Тео-младший занимался тем же, чем и Тео-старший: страхованием. И Тео-младшего мало заботил тот факт, что какой-нибудь приезжий не смог бы догадаться об этом, прочитав надпись на табличке. В Индиан-Спрингс о роде его занятий знали все, кому нужно.

Впрочем, если сторонний наблюдатель увидел бы, как испуганно озиралась Лейни Торн, входя в контору, он мог бы решить, что Тео посвящает свои дни отнюдь не такому честному и безобидному промыслу, как страхование чужой собственности.

– Добрый день, Лейни. – Мужчина средних лет поднялся из-за массивного дубового стола. – Я знал, что вы не заставите себя ждать. Пятнадцать минут назад я отпустил секретаршу домой, так что наша беседа может быть вполне конфиденциальной.

Лейни глубоко вздохнула и опустилась на обтянутый синей кожей стул возле стола.

– Надеюсь, содержание разговора будет менее зловещим, чем ваш тон, – сказала она, принужденно улыбаясь.

Мэтсон нервно кашлянул и поправил очки, вечно соскальзывавшие с его тонкого носа.

– Дорогая моя, я с превеликой радостью поговорил бы с вами о чем-нибудь другом, но увы…

Усилием воли Лейни отвела от него взгляд и посмотрела в окно. Ей требовалось выиграть время, чтобы переварить его слова и собраться с мыслями.

– Значит, контракт не возобновляется.

Иногда приходится признавать истинность известий, с которыми ум отказывается смириться.

– Я работаю с вашими родными всю жизнь, – виновато сказал Мэтсон. – Лэнсинг был не только клиентом, но и другом моего отца.
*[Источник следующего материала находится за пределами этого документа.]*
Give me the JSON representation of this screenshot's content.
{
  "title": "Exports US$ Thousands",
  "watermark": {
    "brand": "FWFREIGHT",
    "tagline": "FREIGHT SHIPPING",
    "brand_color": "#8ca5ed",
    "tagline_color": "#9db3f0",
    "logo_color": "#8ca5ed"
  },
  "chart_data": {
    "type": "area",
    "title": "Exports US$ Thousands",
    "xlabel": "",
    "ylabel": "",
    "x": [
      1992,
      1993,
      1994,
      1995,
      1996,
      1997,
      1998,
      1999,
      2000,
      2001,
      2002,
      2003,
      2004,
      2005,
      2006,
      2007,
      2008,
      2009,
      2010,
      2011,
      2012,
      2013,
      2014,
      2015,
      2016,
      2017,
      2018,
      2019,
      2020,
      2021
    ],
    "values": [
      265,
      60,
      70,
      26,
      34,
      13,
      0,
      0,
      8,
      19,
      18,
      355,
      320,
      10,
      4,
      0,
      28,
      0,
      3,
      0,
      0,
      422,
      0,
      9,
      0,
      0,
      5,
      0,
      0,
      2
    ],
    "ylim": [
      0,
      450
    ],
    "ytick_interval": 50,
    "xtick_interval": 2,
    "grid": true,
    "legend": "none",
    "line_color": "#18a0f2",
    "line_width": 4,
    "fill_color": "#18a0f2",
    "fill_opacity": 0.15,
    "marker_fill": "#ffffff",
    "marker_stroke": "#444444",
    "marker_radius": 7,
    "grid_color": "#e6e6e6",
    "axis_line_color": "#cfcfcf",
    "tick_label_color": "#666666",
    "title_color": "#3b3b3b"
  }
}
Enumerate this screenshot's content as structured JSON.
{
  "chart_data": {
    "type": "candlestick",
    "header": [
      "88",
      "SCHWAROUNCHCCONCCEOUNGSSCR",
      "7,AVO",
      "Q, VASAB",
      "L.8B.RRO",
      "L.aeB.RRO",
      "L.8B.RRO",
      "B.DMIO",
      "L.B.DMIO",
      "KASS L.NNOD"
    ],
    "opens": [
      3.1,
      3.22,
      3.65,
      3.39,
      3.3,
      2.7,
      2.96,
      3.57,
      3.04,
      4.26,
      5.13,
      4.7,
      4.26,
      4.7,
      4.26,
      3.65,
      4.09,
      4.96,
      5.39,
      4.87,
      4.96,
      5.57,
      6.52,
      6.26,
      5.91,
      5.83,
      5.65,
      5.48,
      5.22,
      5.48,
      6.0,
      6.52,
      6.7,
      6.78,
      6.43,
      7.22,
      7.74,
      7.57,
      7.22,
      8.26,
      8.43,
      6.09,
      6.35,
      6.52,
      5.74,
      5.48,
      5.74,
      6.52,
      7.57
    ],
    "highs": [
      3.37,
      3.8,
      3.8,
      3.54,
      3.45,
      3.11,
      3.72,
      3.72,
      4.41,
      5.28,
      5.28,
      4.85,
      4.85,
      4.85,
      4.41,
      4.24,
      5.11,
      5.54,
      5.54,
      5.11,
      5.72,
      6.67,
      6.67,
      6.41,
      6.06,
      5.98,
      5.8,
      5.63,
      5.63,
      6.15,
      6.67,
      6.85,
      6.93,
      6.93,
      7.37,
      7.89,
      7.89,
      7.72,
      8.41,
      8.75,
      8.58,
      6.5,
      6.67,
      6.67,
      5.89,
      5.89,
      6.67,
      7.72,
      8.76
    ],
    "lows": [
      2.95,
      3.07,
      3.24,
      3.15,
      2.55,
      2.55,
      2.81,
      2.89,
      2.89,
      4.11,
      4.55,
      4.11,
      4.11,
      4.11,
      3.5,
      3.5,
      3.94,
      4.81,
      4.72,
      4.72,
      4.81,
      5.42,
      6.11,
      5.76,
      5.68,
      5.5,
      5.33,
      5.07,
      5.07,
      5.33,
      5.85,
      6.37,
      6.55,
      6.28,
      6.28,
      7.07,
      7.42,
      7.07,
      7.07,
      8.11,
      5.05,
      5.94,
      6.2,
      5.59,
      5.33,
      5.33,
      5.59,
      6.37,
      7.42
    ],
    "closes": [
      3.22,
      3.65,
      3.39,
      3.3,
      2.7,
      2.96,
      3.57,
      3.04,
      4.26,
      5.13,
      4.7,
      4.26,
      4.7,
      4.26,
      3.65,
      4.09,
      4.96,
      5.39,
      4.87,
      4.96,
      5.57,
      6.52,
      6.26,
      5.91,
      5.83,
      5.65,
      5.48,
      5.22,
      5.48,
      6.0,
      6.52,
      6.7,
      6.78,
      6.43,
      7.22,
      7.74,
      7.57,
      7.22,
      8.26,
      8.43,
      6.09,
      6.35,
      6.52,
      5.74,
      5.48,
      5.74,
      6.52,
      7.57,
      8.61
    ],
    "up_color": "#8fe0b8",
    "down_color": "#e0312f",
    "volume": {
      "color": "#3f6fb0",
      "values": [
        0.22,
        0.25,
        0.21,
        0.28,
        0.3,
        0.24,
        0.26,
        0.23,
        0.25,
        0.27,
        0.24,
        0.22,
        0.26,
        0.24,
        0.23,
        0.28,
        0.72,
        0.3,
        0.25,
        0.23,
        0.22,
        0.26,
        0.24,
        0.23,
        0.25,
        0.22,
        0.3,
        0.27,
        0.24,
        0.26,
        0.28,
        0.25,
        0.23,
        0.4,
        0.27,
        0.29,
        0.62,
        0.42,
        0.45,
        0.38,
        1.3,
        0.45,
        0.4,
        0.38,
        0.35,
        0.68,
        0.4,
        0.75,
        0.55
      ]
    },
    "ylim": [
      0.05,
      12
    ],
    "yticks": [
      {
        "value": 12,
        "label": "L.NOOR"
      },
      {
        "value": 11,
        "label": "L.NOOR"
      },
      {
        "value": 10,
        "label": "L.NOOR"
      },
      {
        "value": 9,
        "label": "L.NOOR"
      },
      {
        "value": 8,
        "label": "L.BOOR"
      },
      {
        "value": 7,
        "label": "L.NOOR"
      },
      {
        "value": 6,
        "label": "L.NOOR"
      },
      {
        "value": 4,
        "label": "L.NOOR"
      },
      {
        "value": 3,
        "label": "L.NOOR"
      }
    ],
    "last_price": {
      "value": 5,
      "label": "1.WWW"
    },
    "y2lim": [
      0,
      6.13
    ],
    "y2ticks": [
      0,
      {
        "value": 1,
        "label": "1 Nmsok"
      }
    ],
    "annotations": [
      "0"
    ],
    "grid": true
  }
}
Поэтому я пошел бы на все – почти на все, – чтобы вам помочь.

– Знаю, – вздохнула Лейни.

Солнце ярко светило за окном, и ослепительно сверкала в его лучах крыша кабины грузовика, стоявшего возле магазина напротив. Но в глазах Лейни весь окружающий мир потускнел.
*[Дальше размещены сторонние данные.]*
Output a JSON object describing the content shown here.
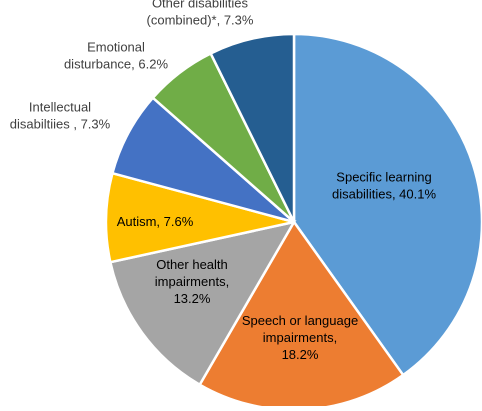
{
  "chart_data": {
    "type": "pie",
    "title": "",
    "start": "12 o'clock",
    "direction": "clockwise",
    "slices": [
      {
        "label_lines": [
          "Specific learning",
          "disabilities, 40.1%"
        ],
        "value": 40.1,
        "color": "#5B9BD5"
      },
      {
        "label_lines": [
          "Speech or language",
          "impairments,",
          "18.2%"
        ],
        "value": 18.2,
        "color": "#ED7D31"
      },
      {
        "label_lines": [
          "Other health",
          "impairments,",
          "13.2%"
        ],
        "value": 13.2,
        "color": "#A5A5A5"
      },
      {
        "label_lines": [
          "Autism, 7.6%"
        ],
        "value": 7.6,
        "color": "#FFC000"
      },
      {
        "label_lines": [
          "Intellectual",
          "disabiltiies , 7.3%"
        ],
        "value": 7.3,
        "color": "#4472C4"
      },
      {
        "label_lines": [
          "Emotional",
          "disturbance, 6.2%"
        ],
        "value": 6.2,
        "color": "#70AD47"
      },
      {
        "label_lines": [
          "Other disabilities",
          "(combined)*, 7.3%"
        ],
        "value": 7.3,
        "color": "#255E91"
      }
    ]
  }
}
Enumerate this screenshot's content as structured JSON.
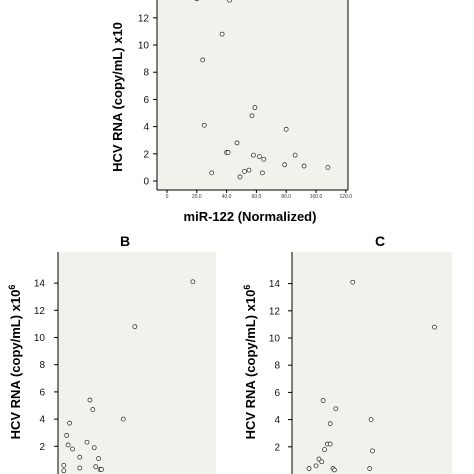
{
  "chart_data": [
    {
      "panel": "",
      "type": "scatter",
      "xlabel": "miR-122 (Normalized)",
      "ylabel": "HCV RNA (copy/mL) x10",
      "xticks": [
        "0",
        "20.0",
        "40.0",
        "60.0",
        "80.0",
        "100.0",
        "120.0"
      ],
      "yticks": [
        "0",
        "2",
        "4",
        "6",
        "8",
        "10",
        "12"
      ],
      "xlim": [
        0,
        120
      ],
      "ylim": [
        0,
        13
      ],
      "points": [
        {
          "x": 20,
          "y": 13.4
        },
        {
          "x": 42,
          "y": 13.3
        },
        {
          "x": 37,
          "y": 10.8
        },
        {
          "x": 24,
          "y": 8.9
        },
        {
          "x": 25,
          "y": 4.1
        },
        {
          "x": 30,
          "y": 0.6
        },
        {
          "x": 40,
          "y": 2.1
        },
        {
          "x": 41,
          "y": 2.1
        },
        {
          "x": 47,
          "y": 2.8
        },
        {
          "x": 49,
          "y": 0.3
        },
        {
          "x": 52,
          "y": 0.7
        },
        {
          "x": 55,
          "y": 0.8
        },
        {
          "x": 57,
          "y": 4.8
        },
        {
          "x": 58,
          "y": 1.9
        },
        {
          "x": 59,
          "y": 5.4
        },
        {
          "x": 62,
          "y": 1.8
        },
        {
          "x": 65,
          "y": 1.6
        },
        {
          "x": 64,
          "y": 0.6
        },
        {
          "x": 79,
          "y": 1.2
        },
        {
          "x": 80,
          "y": 3.8
        },
        {
          "x": 86,
          "y": 1.9
        },
        {
          "x": 92,
          "y": 1.1
        },
        {
          "x": 108,
          "y": 1.0
        }
      ]
    },
    {
      "panel": "B",
      "type": "scatter",
      "ylabel": "HCV RNA (copy/mL) x10",
      "ylabel_sup": "6",
      "yticks": [
        "2",
        "4",
        "6",
        "8",
        "10",
        "12",
        "14"
      ],
      "ylim": [
        0,
        15
      ],
      "xlim": [
        0,
        100
      ],
      "points": [
        {
          "x": 4,
          "y": 0.6
        },
        {
          "x": 4,
          "y": 0.2
        },
        {
          "x": 6,
          "y": 2.8
        },
        {
          "x": 7,
          "y": 2.1
        },
        {
          "x": 8,
          "y": 3.7
        },
        {
          "x": 10,
          "y": 1.8
        },
        {
          "x": 15,
          "y": 1.2
        },
        {
          "x": 15,
          "y": 0.4
        },
        {
          "x": 20,
          "y": 2.3
        },
        {
          "x": 22,
          "y": 5.4
        },
        {
          "x": 24,
          "y": 4.7
        },
        {
          "x": 25,
          "y": 1.9
        },
        {
          "x": 26,
          "y": 0.5
        },
        {
          "x": 28,
          "y": 1.1
        },
        {
          "x": 29,
          "y": 0.3
        },
        {
          "x": 30,
          "y": 0.3
        },
        {
          "x": 45,
          "y": 4.0
        },
        {
          "x": 53,
          "y": 10.8
        },
        {
          "x": 93,
          "y": 14.1
        }
      ]
    },
    {
      "panel": "C",
      "type": "scatter",
      "ylabel": "HCV RNA (copy/mL) x10",
      "ylabel_sup": "6",
      "yticks": [
        "2",
        "4",
        "6",
        "8",
        "10",
        "12",
        "14"
      ],
      "ylim": [
        0,
        15
      ],
      "xlim": [
        0,
        100
      ],
      "points": [
        {
          "x": 5,
          "y": 0.4
        },
        {
          "x": 10,
          "y": 0.6
        },
        {
          "x": 12,
          "y": 1.1
        },
        {
          "x": 14,
          "y": 0.9
        },
        {
          "x": 15,
          "y": 5.4
        },
        {
          "x": 16,
          "y": 1.8
        },
        {
          "x": 18,
          "y": 2.2
        },
        {
          "x": 20,
          "y": 3.7
        },
        {
          "x": 20,
          "y": 2.2
        },
        {
          "x": 22,
          "y": 0.4
        },
        {
          "x": 23,
          "y": 0.3
        },
        {
          "x": 24,
          "y": 4.8
        },
        {
          "x": 36,
          "y": 14.1
        },
        {
          "x": 48,
          "y": 0.4
        },
        {
          "x": 49,
          "y": 4.0
        },
        {
          "x": 50,
          "y": 1.7
        },
        {
          "x": 94,
          "y": 10.8
        }
      ]
    }
  ]
}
– Мне очень неприятно… Вы так молоды… Может быть, кто-нибудь… – бормотал Мэтсон.

– Нет, – решительно и твердо сказала Лейни и так же решительно и твердо посмотрела на него.

Мэтсон приподнял очки на лоб и потер кулаками глаза, потом опустил очки на нос, посмотрел в голубые глаза Лейни и приступил к повествованию:

– Страховка на «Магнолию» прекращается. Я не в силах что-либо изменить. Я указывал директорам на то, что Блэкберны были нашими клиентами шестьдесят лет, и за все это время к вам не было ни единой претензии, что вы делали все возможное, чтобы в срок выплачивать суммы на страховые премии. Но поколебать их не удалось.